Viewing a single comment thread. View all comments

currentscurrents t1_jbz1hbw wrote

TL;DR they suppress one token at a time and map how it affects the cross-entropy loss. Tokens which have a big impact must have been important for the output. It reminds me of older techniques for image explainability.

Paper link: https://arxiv.org/abs/2301.08110

4

pyepyepie t1_jbz57hd wrote

To be fair the paper looks interesting, the news title is garbage but it's not the fault of the authors who did a pretty cool job. Anyway, it seems like a nice application of a very well-known idea, which is cool.

By the way, is measuring the perturbation influence on the loss a common idea? Because I am mostly aware of using it to see how the regression value or class probabilities change - and the perturbation is done on the inputs, not params (edit ** incorrect, they do the perturbation on the inputs).

edit: "We follow the results of the studies [Koh and Liang, 2017; Bis et al., 2021] to approximate the perturbation effect directly through the model’s parameters when executing Leaving-One-Out experiments on the input. The influence function estimating the perturbation  of an input z is then derived as:" - seems like I misunderstood it due to their notation. Seems like a pretty regular method.

1

ShowerVagina t1_jbz680l wrote

Can you explain this like I'm 5?

1

pyepyepie t1_jbz766k wrote

Correct me if I am wrong, I did to read the whole paper yet - they mask tokens out and see how it changes the loss, they do some trick that I had no energy to look for. It's not going to change the world. It's similar to this one: https://christophm.github.io/interpretable-ml-book/pixel-attribution.html

1

ShowerVagina t1_jbz7ts9 wrote

So how would this affect real world usage?

1

pyepyepie t1_jbz9363 wrote

The TLDR of XAI is that you can "see" (or think you see) how features influence the decisions of your models. For example, if you have a sentence "buy this pill to get skinny!!!!!" and you try to classify if it's spam, the "!!!" might be marked as very spammy. You often find it by masking the "!!!" and seeing that now the message is maybe not classified as spam (often you look at the output dist). Of course, there are many more sophisticated methods to do so and there is a lot of impressive work, but it's the TLDR.
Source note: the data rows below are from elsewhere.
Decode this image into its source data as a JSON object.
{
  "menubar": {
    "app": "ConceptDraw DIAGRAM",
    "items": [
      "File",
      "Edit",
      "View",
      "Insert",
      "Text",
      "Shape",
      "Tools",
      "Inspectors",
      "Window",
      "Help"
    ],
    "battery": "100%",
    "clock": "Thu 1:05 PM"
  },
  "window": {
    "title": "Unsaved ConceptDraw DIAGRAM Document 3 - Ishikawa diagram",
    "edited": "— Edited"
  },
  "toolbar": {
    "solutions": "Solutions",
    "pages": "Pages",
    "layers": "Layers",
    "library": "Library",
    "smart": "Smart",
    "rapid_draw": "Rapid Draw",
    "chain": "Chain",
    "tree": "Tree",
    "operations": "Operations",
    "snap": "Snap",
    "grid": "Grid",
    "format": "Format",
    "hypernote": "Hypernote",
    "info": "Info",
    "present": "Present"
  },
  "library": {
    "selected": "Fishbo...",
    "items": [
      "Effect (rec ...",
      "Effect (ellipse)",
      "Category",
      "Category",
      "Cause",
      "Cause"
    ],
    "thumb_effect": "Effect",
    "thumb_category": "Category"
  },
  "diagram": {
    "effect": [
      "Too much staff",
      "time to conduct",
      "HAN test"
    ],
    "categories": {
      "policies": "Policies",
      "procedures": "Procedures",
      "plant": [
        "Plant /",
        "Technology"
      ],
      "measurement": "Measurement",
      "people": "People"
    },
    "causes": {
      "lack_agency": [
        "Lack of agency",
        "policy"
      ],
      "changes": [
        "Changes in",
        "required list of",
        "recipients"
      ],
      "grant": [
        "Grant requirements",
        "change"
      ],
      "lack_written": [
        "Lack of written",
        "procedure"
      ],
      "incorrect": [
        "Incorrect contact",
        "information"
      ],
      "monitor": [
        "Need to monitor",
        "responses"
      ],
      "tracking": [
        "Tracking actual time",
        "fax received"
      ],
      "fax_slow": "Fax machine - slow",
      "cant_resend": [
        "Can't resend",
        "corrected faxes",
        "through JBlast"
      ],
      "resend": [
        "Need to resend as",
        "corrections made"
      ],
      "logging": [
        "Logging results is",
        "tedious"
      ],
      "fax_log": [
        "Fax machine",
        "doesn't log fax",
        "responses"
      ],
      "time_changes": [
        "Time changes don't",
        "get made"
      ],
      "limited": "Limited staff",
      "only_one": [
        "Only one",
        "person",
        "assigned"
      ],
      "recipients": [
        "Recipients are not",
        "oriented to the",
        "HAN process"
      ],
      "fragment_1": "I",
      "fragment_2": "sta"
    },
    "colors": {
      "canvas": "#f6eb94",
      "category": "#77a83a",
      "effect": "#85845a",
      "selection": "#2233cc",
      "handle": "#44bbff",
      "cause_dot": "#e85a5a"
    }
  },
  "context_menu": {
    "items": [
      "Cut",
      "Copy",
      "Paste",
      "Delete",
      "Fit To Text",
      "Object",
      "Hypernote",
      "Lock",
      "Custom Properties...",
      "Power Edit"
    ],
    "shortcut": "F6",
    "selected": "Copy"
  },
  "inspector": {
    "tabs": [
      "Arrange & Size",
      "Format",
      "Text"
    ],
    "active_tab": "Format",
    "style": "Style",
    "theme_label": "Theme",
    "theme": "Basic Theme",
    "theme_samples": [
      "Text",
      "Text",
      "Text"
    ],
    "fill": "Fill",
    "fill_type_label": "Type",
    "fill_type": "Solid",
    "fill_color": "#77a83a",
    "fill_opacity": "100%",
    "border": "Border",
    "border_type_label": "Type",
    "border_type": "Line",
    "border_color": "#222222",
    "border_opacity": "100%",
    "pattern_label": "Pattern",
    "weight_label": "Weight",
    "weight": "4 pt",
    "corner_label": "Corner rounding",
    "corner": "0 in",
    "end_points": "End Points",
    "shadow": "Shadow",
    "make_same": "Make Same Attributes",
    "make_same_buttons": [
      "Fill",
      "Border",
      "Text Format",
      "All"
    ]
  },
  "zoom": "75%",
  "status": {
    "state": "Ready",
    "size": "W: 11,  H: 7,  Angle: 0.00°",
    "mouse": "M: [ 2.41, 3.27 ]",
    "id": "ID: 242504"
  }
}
There are many explainability methods, it's a very hot topic. It might be yet another paper, or not. The title makes no sense at all, there are gazillion explainability methods for transformers. I am sorry, I did not read all of the paper so I should probably not talk too much. It just looks very similar to things I already saw.

Generally speaking, you should start using XAI if you do ML, if you do NLP - look into the proven methods, e.g. SHAP and LIME first. If you work with trees, look into TreeSHAP. If you work with vision, look into what I shared here. Sorry if my preceding comments were inaccurate but I hope I still provide some value here :).

2